Ваганова подняла и укрепила репутацию вариации в балетном спектакле, и с тех пор корифейки и солистки, умеющие образцово исполнять вариации, па-де-де, па-де-труа, ценились высоко и занимали почетное место в труппе. После Вагановой титула «царица вариаций» не удостаивалась ни одна артистка, хотя претендентки, может быть, не такие яркие, как Ваганова, появлялись в труппе, в разные времена и в разных поколениях. В одной из своих статей 30-х годов Л.Д.Блок запечатлела Ольгу Берг в вариации из «Дон Кихота», описала ее полеты в воздухе, движения рук, вытянутые и воздушные линии ног, строгий рисунок движений. Можно вспомнить Любовь Войшнис, уже из другого поколения: это имя знали все, кто ходил постоянно на спектакли театра 40–50-х годов. Старожилы балетной труппы театра и сейчас считают ее исполнение вариации в последнем акте «Дон Кихота» — эта вариация идет после эффектного адажио главных героев Китри и Базиля — образцовым, вспоминают, как легко она взлетала и замирала в воздухе на прыжках, как четки были позиции, красивы позы. На одном из спектаклей «Дон Кихота» Войшнис вызывали после этой вариации 11 раз!

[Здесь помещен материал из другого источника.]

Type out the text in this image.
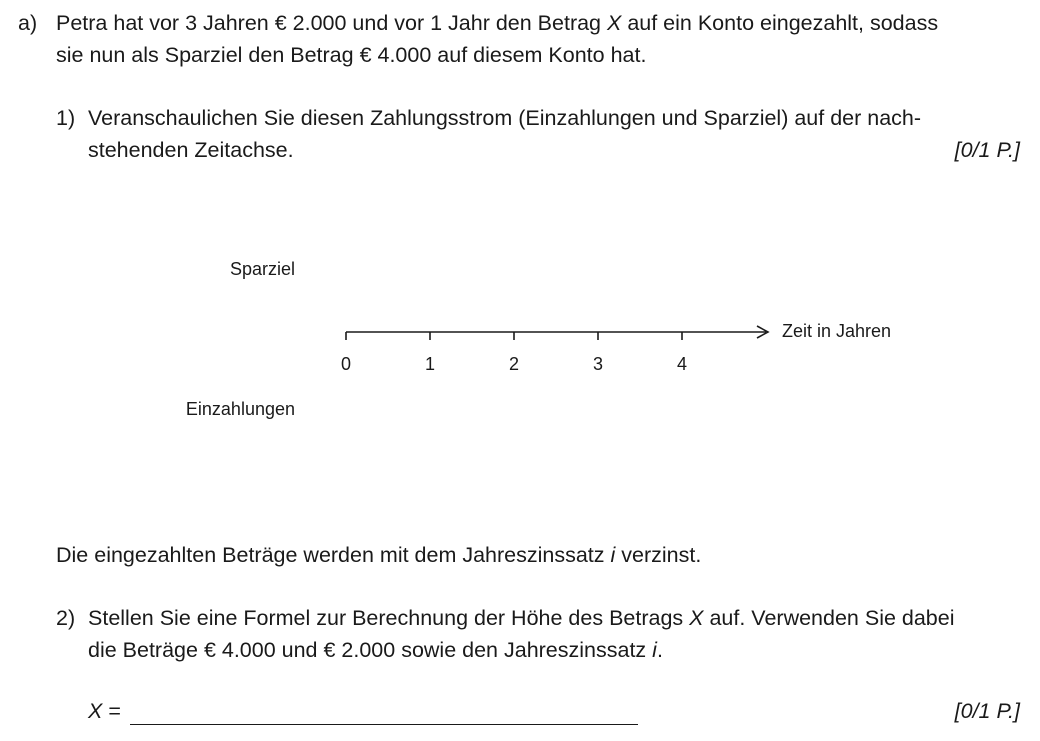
a) Petra hat vor 3 Jahren € 2.000 und vor 1 Jahr den Betrag X auf ein Konto eingezahlt, sodass
sie nun als Sparziel den Betrag € 4.000 auf diesem Konto hat.
1) Veranschaulichen Sie diesen Zahlungsstrom (Einzahlungen und Sparziel) auf der nach-
stehenden Zeitachse.	[0/1 P.]
Sparziel
Einzahlungen
0	1	2	3	4
Zeit in Jahren
Die eingezahlten Beträge werden mit dem Jahreszinssatz i verzinst.
2) Stellen Sie eine Formel zur Berechnung der Höhe des Betrags X auf. Verwenden Sie dabei
die Beträge € 4.000 und € 2.000 sowie den Jahreszinssatz i.
X =	[0/1 P.]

Светлана Захарова. 1996 год.
Фото Н.Аловерт

Светлана Захарова. 1996 год. Фото Н.Аловерт

Сильный крепкой плеядой солистов и корифеек располагала труппа в 50–70-е годы. Найма Балтачеева, Марина Померанцева, Нина Козловская, Марина Шамшева танцевали па-де-труа, двойки, вариации стабильно, точно, не допуская никакой небрежности, «грязи». Уникальной солисткой была Ксения Тер-Степанова, в ее репертуар долгие годы входили многие вариации из «Спящей красавицы», «Раймонды», «Дон Кихота». Достойный уровень исполнения демонстрировали Инна Корнеева, Нина Сахновская, Нина Солдун, Людмила Ковалева. Последняя во время гастролей труппы в Нью-Йорке удостоилась специальных похвал за вариацию в «Пахите» и звания самой характерной представительницы петербургского академизма.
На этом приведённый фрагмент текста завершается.